Поскольку внешний мир, данный человеку в ощущениях, почти полностью подавлен темнотой подземелья, «внешнее» постепенно исчезает и замещается «внутренним». Погружение в темноту оказывается метафорическим погружением в самого себя, вернее странной метаморфозой, в которой внешняя темнота становится почти эквивалентной пугающей темноте внутреннего, описанной Мелани Клейн и Делезом (см. главу 2). В этом смысле Гобино прав — подземелье не стоит того, чтобы сделать и три шага. Оно всегда рядом, в тебе самом.

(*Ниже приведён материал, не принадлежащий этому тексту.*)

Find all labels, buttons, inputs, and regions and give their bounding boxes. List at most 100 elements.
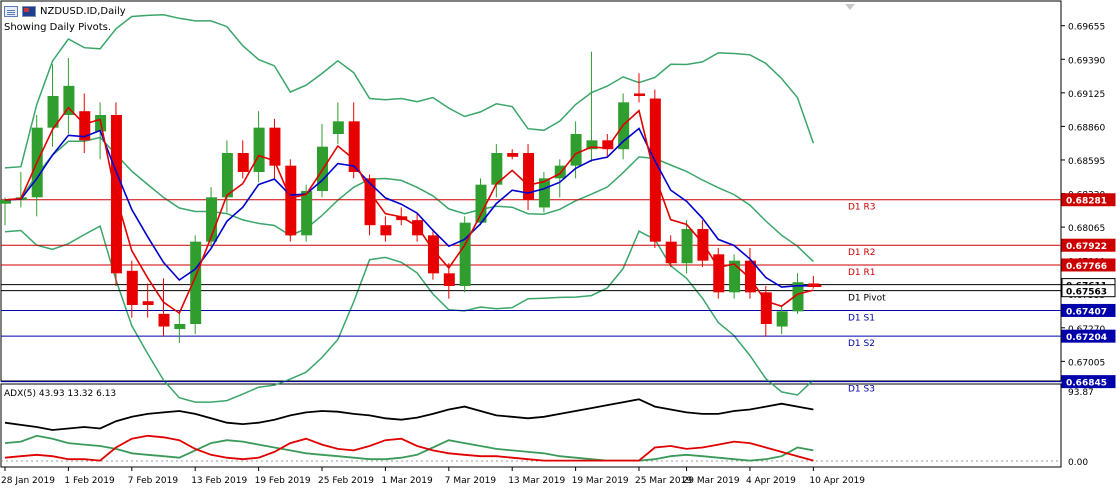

Гастон Башляр, пытавшийся разгадать смысл многочисленных подземных блужданий в европейской литературе, обратил внимание на изобилие связанных с ними органоморфных сравнений: «утробу Левиафана» в «Отверженных» или аналогичное сравнение в «Человеке, который смеется» («…узкий коридор извивался, как кишка; внутренность тюрьмы так же извилиста, как и внутренности человека» [Гюго 1955:407].) Башляр пришел к выводу, что перед нами навязчиво повторяющаяся метафорика глубинной интроспекции, погружения внутрь человеческого тела: «Если мы, наконец, обратим внимание на наши кошмары, связанные с лабиринтами, то мы обнаружим внутри себя многие телесные реалии, производящие впечатление лабиринтов» (Башляр 1965:258).

Конечно, представлять лабиринт как вынесенное вовне подобие кишечника — значит упростить ситуацию. В действительности лабиринт — это продолжение и удвоение помещенного в нем тела, но удвоение достаточно сложное.

В каком-то смысле он сходен с гнездом, которое строит птица у Рильке и Мишле, — oil копия строящего его тела (см. главу 2). Кафка в рассказе «Нора» подчеркивает, что нора-лабиринт построена многолетними стараниями «всего тела» населяющего его существа. А сам процесс строительства подземного лабиринта описан почти как строительство гнезда у Мишле: «Тысячи и тысячи раз, дни и ночи напролет я должен был биться лбом о землю, и я был счастлив, когда появлялась кровь, так как это доказывало, что стены начинают твердеть… » (Кафка 1971:328)

Крот Кафки строит лабиринт как некое расширенное тело, властелином которого он является в той мере, в какой схема лабиринта фиксируется в моторике строящего его тела. Дело не просто в том, что Крот разбивает о землю лоб, но в том, что он в кровь разносит свое тело, тысячекратно повторяя одно и то же движение, так что схема лабиринта становится схемой его собственной моторики. В какой-то степени лабиринт из «Норы» сходен с машиной из «Исправительной колонии». И то и другое вписывает в тело некий пространственный текст.

Кровь, проливаемая Кротом, имеет и символическое значение. Лабиринт строится как место жертвенной трансфигурации, место преобразования тела, связанное с сакральным пролитием крови (к числу таких же лабиринтов, связанных с жертвоприношением, относился и знаменитый Кносский). Антонен Арто в «Гелиогабале» описал подземный сточный лабиринт, по которому жертвенная кровь спускается в глубины земли, покуда не касается «первобытных геологических пластов, окаменевших содроганий хаоса» (Арто 1979:42). Жертвоприношение — всегда удвоение профанного сакральным.